Tet-1 Exam Provisional Answer Key Declaired
An annuity is a series of payments made at equal intervals. Examples of annuities are regular deposits on a savings account, monthly home mortgage payments, monthly insurance payments and pension payments. Annuities can be classified by the frequency of payment dates. The payments (deposits) may be made weekly, monthly, quarterly, yearly, or at any other regular interval of time.
An annuity that provides for payments for the rest of a person's lifetime is a life annuity.
Payments of an annuity-immediate payment are made at the end of the payment periods so that the interest accrues between the issue of the annuity and the first payment. Payments of an annuity-due are made at the beginning of the payment periods so payment is made immediately on issue.

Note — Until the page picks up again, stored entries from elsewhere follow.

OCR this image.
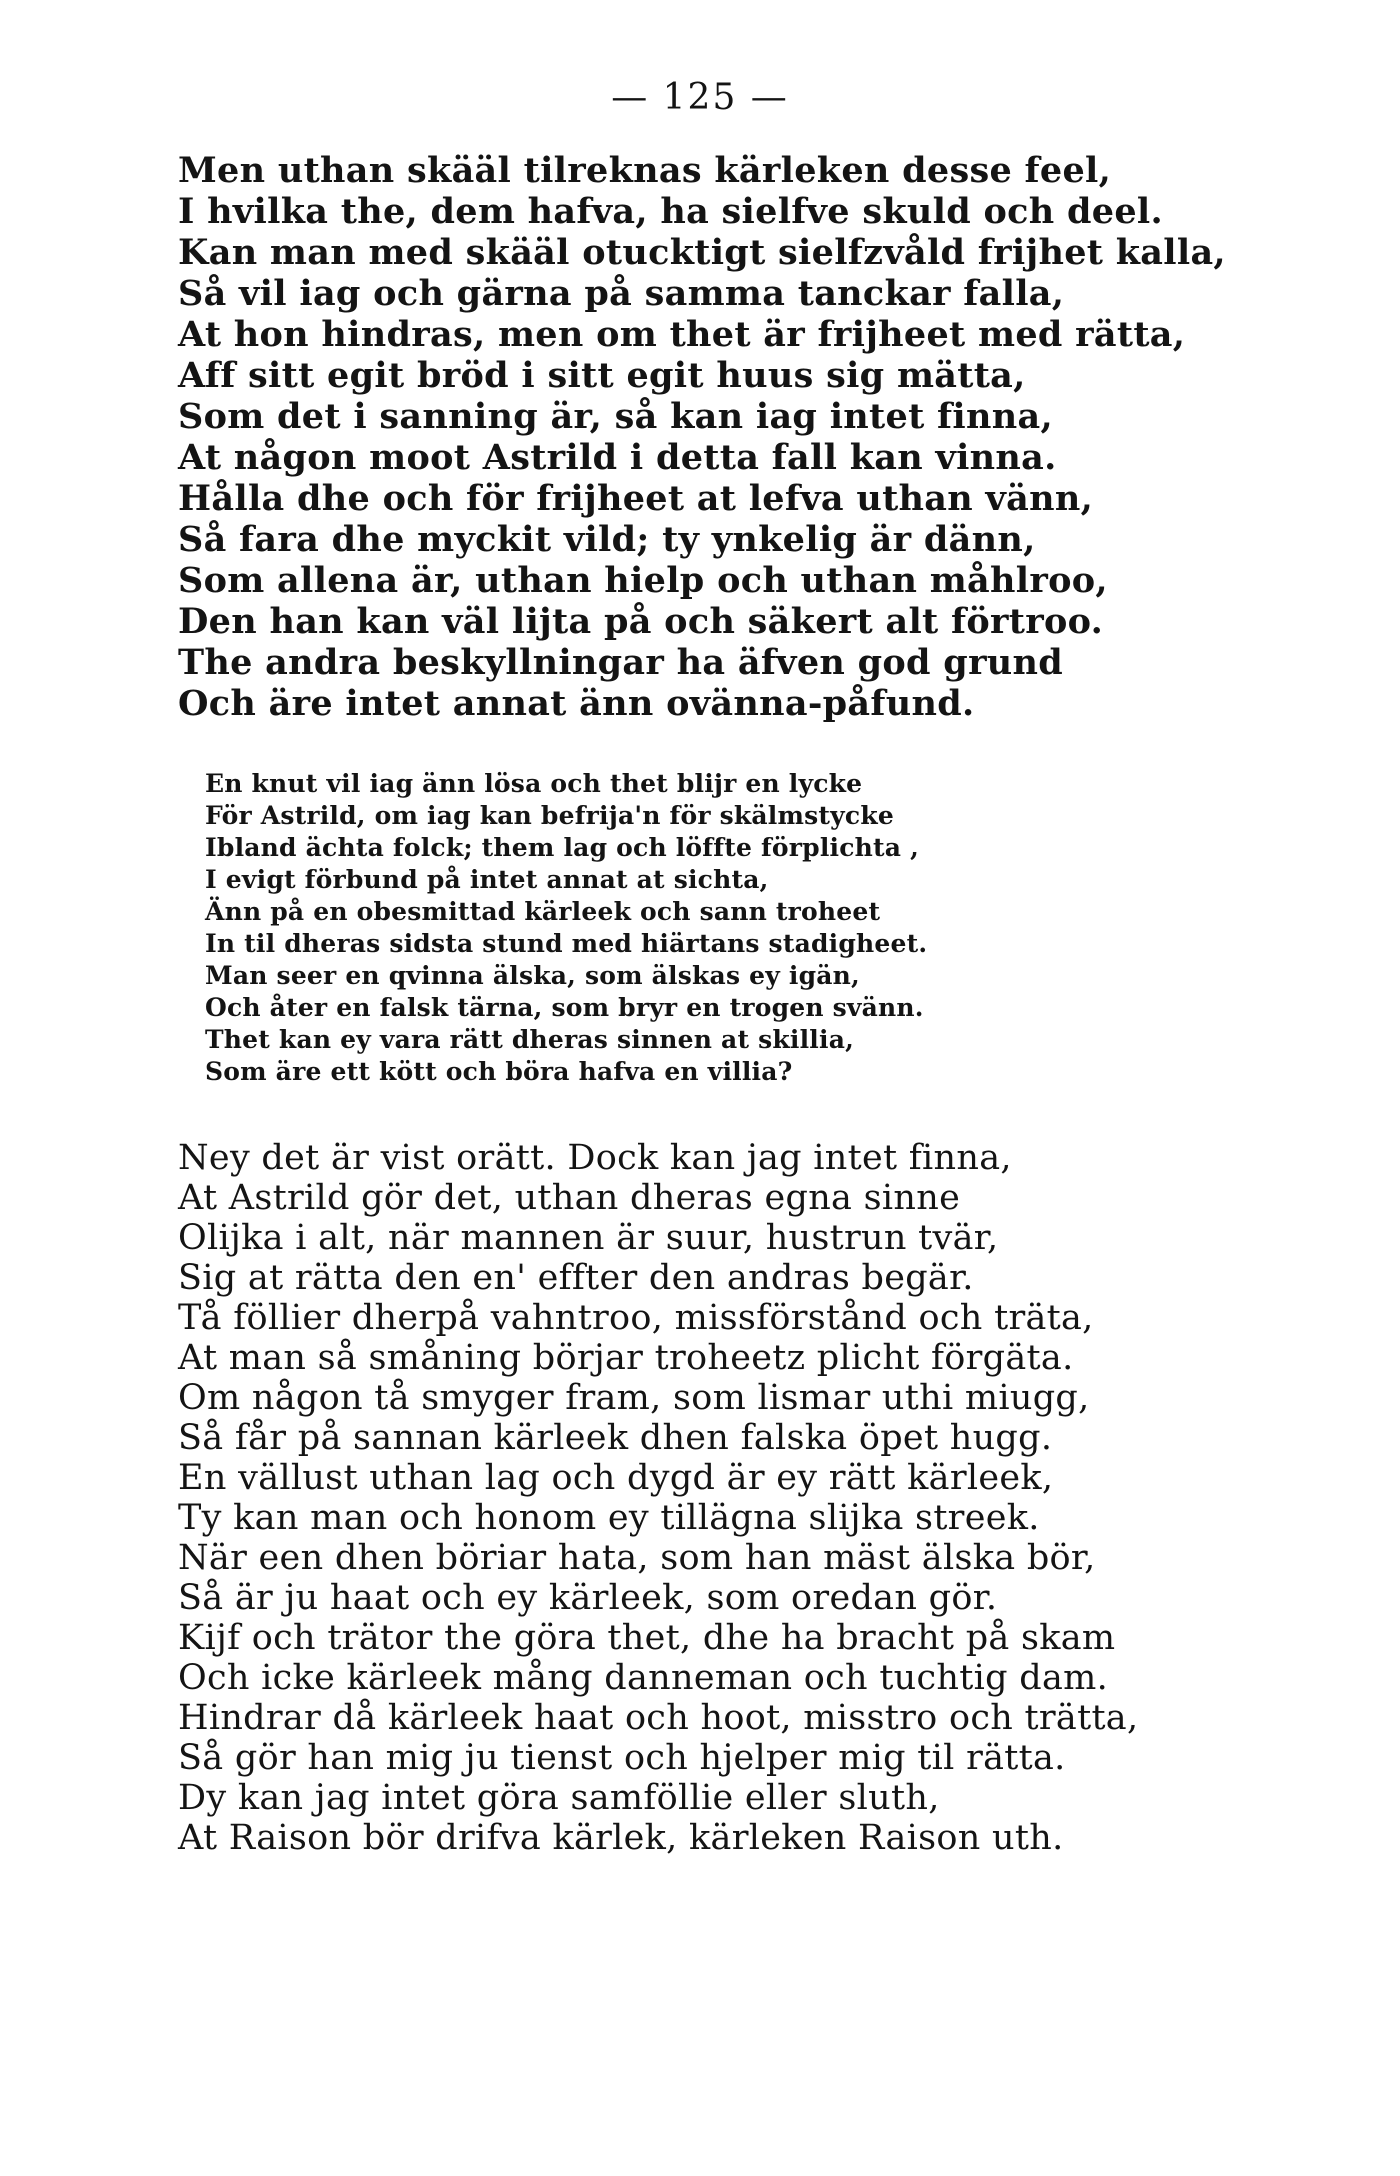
— 125 —
Men uthan skääl tilreknas kärleken desse feel,
I hvilka the, dem hafva, ha sielfve skuld och deel.
Kan man med skääl otucktigt sielfzvåld frijhet kalla,
Så vil iag och gärna på samma tanckar falla,
At hon hindras, men om thet är frijheet med rätta,
Aff sitt egit bröd i sitt egit huus sig mätta,
Som det i sanning är, så kan iag intet finna,
At någon moot Astrild i detta fall kan vinna.
Hålla dhe och för frijheet at lefva uthan vänn,
Så fara dhe myckit vild; ty ynkelig är dänn,
Som allena är, uthan hielp och uthan måhlroo,
Den han kan väl lijta på och säkert alt förtroo.
The andra beskyllningar ha äfven god grund
Och äre intet annat änn ovänna-påfund.
En knut vil iag änn lösa och thet blijr en lycke
För Astrild, om iag kan befrija'n för skälmstycke
Ibland ächta folck; them lag och löffte förplichta ,
I evigt förbund på intet annat at sichta,
Änn på en obesmittad kärleek och sann troheet
In til dheras sidsta stund med hiärtans stadigheet.
Man seer en qvinna älska, som älskas ey igän,
Och åter en falsk tärna, som bryr en trogen svänn.
Thet kan ey vara rätt dheras sinnen at skillia,
Som äre ett kött och böra hafva en villia?
Ney det är vist orätt. Dock kan jag intet finna,
At Astrild gör det, uthan dheras egna sinne
Olijka i alt, när mannen är suur, hustrun tvär,
Sig at rätta den en' effter den andras begär.
Tå föllier dherpå vahntroo, missförstånd och träta,
At man så småning börjar troheetz plicht förgäta.
Om någon tå smyger fram, som lismar uthi miugg,
Så får på sannan kärleek dhen falska öpet hugg.
En vällust uthan lag och dygd är ey rätt kärleek,
Ty kan man och honom ey tillägna slijka streek.
När een dhen böriar hata, som han mäst älska bör,
Så är ju haat och ey kärleek, som oredan gör.
Kijf och trätor the göra thet, dhe ha bracht på skam
Och icke kärleek mång danneman och tuchtig dam.
Hindrar då kärleek haat och hoot, misstro och trätta,
Så gör han mig ju tienst och hjelper mig til rätta.
Dy kan jag intet göra samföllie eller sluth,
At Raison bör drifva kärlek, kärleken Raison uth.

Anuities that provide payments that will be paid over a period known in advance are annuities certain or guaranteed annuities. Annuities paid only under certain circumstances are contingent annuities. A common example is a life annuity, which is paid over the remaining lifetime of the annuity. Certain and life annuities are guaranteed to be paid for a number of years and then become contingent on the annuitant being alive.
Fixed annuities - These are annuities with fixed payments. If provided by an insurance company, the company guarantees a fixed return on the initial investment. Fixed annuities are not regulated by the Securities and Exchange Commission.
Variable annuities - Registered products that are regulated by SEC in the United States of America. They allow direct investment into various funds that are specifically created for Variable annuities. Typically, the insurance company guarantees a certain death benefit or lifetime withdrawal benefits.